Frio que matou o mendigo
Não foi o frio que matou o mendigo
Por Fabio Poletto Franco, professor da Rede Municipal de Porto Alegre
Foto: Ana Carolina Pinheiro
Escuto pela janela o barulho do vento rasgando a rua Duque de Caxias nessa noite de quase zero grau. Enquanto eu dormia, um morador de rua morreu de frio na madrugada do dia 6 de Julho em Porto Alegre. Há menos de 200 metros do Palácio Piratini, casa do governador, há meio-quilômetro do Paço Municipal, casa do prefeito. Ignoram os desabrigados e deixam morrer por negligência.
Na madrugada seguinte, o Inter abre as portas do Gigantinho para os desabrigados terem onde dormir. O Grêmio envia 300 colchões e cobertores para o abrigo improvisado no ônibus oficial. Os torcedores se orgulham de seus clubes e dão trégua à rivalidade. Os gestos rendem notícias, reportagens e posts no facebook, incluindo até vídeo de torcida organizada cantando o hino do clube.
Parabéns ao Inter, que tomou a iniciativa, e parabéns ao Grêmio, que apoiou o rival na causa. Mas os mais de 2 mil moradores de rua da cidade terão que esperar frio intenso e favor de clube de futebol para diminuir a chance de morrer?
Faz 2 anos que ambos fizeram força para continuar isentos de IPTU e outros impostos. Alegam que fazem parte das entidades culturais, recreativas e esportivas sem fins lucrativos, portanto contribuem com a sociedade gaúcha. Porém, somando o faturamento de Inter e Grêmio de um ano, chegamos a 300 milhões de reais.

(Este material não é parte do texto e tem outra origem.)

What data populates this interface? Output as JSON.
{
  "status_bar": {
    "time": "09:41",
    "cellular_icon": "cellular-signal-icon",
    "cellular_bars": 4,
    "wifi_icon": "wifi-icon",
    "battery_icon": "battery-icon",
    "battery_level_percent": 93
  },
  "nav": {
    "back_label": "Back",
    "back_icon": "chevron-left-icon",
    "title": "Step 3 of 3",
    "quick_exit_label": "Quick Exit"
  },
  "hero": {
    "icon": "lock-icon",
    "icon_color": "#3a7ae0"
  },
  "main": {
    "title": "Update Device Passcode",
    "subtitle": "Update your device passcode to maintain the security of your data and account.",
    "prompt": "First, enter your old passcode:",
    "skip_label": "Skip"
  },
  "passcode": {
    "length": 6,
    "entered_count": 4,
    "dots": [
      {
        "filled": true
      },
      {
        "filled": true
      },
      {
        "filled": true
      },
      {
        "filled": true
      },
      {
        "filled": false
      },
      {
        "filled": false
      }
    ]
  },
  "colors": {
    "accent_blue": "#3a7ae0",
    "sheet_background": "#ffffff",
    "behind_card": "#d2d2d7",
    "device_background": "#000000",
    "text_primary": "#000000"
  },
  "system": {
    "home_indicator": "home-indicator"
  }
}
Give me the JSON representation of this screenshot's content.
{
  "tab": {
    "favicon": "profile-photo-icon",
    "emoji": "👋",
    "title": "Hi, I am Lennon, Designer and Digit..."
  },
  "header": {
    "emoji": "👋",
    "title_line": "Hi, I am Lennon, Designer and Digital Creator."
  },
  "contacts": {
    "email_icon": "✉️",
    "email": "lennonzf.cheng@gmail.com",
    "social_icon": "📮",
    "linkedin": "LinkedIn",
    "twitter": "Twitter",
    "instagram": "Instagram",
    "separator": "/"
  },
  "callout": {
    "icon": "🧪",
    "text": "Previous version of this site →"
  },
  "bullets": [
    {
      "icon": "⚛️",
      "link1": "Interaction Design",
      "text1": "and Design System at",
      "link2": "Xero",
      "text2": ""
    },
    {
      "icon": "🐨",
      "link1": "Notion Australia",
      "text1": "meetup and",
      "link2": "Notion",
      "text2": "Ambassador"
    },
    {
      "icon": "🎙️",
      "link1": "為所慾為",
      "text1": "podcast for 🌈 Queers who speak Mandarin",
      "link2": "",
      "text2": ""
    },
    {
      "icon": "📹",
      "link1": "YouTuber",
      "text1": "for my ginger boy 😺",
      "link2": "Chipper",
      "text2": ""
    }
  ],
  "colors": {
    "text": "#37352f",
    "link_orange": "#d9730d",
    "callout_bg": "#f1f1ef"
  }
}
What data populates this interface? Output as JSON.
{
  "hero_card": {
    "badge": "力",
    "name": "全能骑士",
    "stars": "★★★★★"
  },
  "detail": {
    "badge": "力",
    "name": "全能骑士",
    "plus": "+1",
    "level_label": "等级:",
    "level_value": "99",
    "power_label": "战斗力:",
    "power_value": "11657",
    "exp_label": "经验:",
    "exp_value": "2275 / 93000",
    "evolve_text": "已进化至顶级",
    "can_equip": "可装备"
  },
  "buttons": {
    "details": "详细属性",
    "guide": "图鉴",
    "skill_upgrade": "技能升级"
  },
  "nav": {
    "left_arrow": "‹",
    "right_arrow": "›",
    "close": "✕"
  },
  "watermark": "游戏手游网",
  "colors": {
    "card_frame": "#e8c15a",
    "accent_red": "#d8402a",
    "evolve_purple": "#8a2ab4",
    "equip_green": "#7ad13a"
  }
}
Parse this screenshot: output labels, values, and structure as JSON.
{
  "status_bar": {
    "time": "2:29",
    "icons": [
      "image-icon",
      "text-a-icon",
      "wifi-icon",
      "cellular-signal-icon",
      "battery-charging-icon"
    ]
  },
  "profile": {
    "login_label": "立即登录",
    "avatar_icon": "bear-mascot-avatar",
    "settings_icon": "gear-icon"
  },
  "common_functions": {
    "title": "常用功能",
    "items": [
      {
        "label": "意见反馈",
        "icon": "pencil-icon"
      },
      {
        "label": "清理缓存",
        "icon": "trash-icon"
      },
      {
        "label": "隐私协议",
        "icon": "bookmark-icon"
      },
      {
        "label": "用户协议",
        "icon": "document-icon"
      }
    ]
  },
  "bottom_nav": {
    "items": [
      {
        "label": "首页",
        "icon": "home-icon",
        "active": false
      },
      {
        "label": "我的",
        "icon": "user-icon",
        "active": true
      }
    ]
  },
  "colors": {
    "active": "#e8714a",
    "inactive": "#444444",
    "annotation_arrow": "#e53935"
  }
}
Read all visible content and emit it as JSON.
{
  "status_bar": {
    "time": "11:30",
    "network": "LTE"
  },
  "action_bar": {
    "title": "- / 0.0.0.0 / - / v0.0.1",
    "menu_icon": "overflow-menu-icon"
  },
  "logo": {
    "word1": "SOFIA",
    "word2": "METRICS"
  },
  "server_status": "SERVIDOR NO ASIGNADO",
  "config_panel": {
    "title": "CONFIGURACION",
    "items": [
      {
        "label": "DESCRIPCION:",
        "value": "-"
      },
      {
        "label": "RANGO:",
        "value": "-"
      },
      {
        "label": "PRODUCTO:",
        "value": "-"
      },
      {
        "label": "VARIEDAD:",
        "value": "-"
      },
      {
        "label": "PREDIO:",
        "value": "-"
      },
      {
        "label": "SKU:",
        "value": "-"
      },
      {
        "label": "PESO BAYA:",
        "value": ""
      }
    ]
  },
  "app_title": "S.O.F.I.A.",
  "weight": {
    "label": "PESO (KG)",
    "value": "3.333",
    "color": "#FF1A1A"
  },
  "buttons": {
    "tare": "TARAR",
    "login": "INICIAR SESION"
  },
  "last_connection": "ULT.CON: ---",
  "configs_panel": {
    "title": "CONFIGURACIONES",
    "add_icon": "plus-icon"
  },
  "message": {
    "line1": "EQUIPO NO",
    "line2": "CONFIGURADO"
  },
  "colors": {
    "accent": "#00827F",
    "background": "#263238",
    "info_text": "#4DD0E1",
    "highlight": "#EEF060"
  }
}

Dúzias de imóveis dos clubes não pagam IPTU, incluindo os seus estádios de futebol (o morador do barraco do Mário Quintana paga IPTU, mas o Beira Rio e a Arena não).
Talvez o dinheiro não cobrado desse imposto daria para construir e fazer a manutenção de albergues para todos os mais de 2 mil moradores de rua da cidade. Portanto abrigar gente do frio é quase um pedido de desculpas, é uma contrapartida de empresas milionárias que são isentas de impostos. Por outro lado, o governador e o prefeito agradecem aos clubes, que estão fazendo os papeis de gestores das necessidades sociais.
O governo cobra imposto do barraco do pobre e isenta os clubes, mas diz que não tem grana pra abrir albergues. Diz que o caixa tá quebrado, mas a brigada militar tem um custo aproximado de 7 milhões por ano para fazer a segurança de estádios de futebol no estado. Grande parte desse dinheiro é gasto em jogos da dupla grenal, tanto que a Brigada queria cobrar 100 mil reais por jogo. Os clubes não gostaram da ideia, embora adoram a isenção de impostos.
É a política do Pão e Circo? Não: pois o bandejão foi fechado, a coreia não existe mais, a popular foi pro fosso e o jogo quente só por pay-per-view. O que mata é a política da isenção de impostos pra quem tem dinheiro e isenção das responsabilidades dos governos com os pobres.